Blog >Agent Hardening locks it down for Stealthbits
Black Hat 2016 - Agent Hardening

Over the years, I’ve had the privilege of attending many trade shows and conventions; some better than others. However, one thing remains the same – meeting interesting people.

As a vendor, you attend expecting to be the one showing people how things are done. More often than not, though, this becomes a two-way conversation and I go home with plenty of new and exciting ideas to be thinking about.

This year’s Black Hat USA in Las Vegas was no exception.

Logs, logs files everywhere and not an audit to rely on

Unsurprisingly, given SIEM is on everyone’s tongue, one of the key topics of conversation was security logs. Logs of all kinds, Operating System, Application, and network devices.

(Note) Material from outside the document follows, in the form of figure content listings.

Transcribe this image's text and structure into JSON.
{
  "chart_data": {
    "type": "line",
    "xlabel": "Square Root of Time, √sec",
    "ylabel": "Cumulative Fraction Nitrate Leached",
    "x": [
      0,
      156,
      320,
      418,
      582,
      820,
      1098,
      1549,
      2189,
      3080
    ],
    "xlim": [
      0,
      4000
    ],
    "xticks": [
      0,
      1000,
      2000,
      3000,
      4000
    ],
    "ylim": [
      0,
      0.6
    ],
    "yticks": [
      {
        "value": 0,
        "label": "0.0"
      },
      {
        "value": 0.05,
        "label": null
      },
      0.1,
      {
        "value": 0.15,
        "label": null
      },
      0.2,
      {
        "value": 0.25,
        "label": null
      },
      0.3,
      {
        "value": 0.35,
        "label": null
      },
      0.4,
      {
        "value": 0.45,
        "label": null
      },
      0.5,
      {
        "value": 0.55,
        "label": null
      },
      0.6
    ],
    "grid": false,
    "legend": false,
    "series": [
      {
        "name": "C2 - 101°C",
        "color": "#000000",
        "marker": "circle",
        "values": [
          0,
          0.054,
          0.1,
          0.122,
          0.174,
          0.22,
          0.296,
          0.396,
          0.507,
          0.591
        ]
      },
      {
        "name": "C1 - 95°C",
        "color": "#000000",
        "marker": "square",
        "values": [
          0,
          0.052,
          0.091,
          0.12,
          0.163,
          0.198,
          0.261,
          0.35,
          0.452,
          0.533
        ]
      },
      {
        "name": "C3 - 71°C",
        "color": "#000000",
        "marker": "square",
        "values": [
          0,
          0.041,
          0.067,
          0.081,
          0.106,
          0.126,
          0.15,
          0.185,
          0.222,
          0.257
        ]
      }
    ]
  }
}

One area that particularly caught my attention was the subject of log manipulation by bad actors to cover their tracks – manipulation through amending or the deletion of log files. A few high profile cases of this tactic have come to light recently, specifically around the deletion of native Active Directory log files. Let’s face it, if a bad actor has compromised a Domain or Enterprise Administrator account, they have the keys to the kingdom – both in terms of the directory and data, as well as the corresponding logs.

Many of the traditional players in Data Access Governance and AD auditing have (and still do) rely on the native log files, which given this trend of manipulation throws considerable shade on the validity of the event data being presented to the customer.

While discussing the Stealthbits’ approach to this dilemma, it became clear to my fellow attendees that they were hearing an approach that directly addresses this challenge and risk.

It’s hard to intercept those bad actors

StealthINTERCEPT has zero reliance on log files of any sort and uses end point agents to gather activity and auditing data.

‘But an agent can be stopped, uninstalled or tampered with just like a log’, was the common response.

 ‘Not with our agent hardening option’ was my response. ‘We block the agent service from being stopped or uninstalled. We also lock down the install files and registry hive from manipulation’.

Followed by a few seconds of silence and reflection, they pondered the fact that this completely resigned the modus operandi of log manipulation to that of a legacy threat. Maybe they were wondering why they had spent so much time relying on logs despite knowing they were not reliable!

This made me reflect on the importance of auditing integrity – not log integrity.

Is the auditing data I’m getting directly from Active Directory and my file systems reliable? Is the data coming out of my SIEM valid if the integrity of the source data itself is questionable?

‘oh and by the way, StealthINTERCEPT also feeds the auditing data directly into your SIEM platform seamlessly’.

Did those jaws drop? They certainly did!!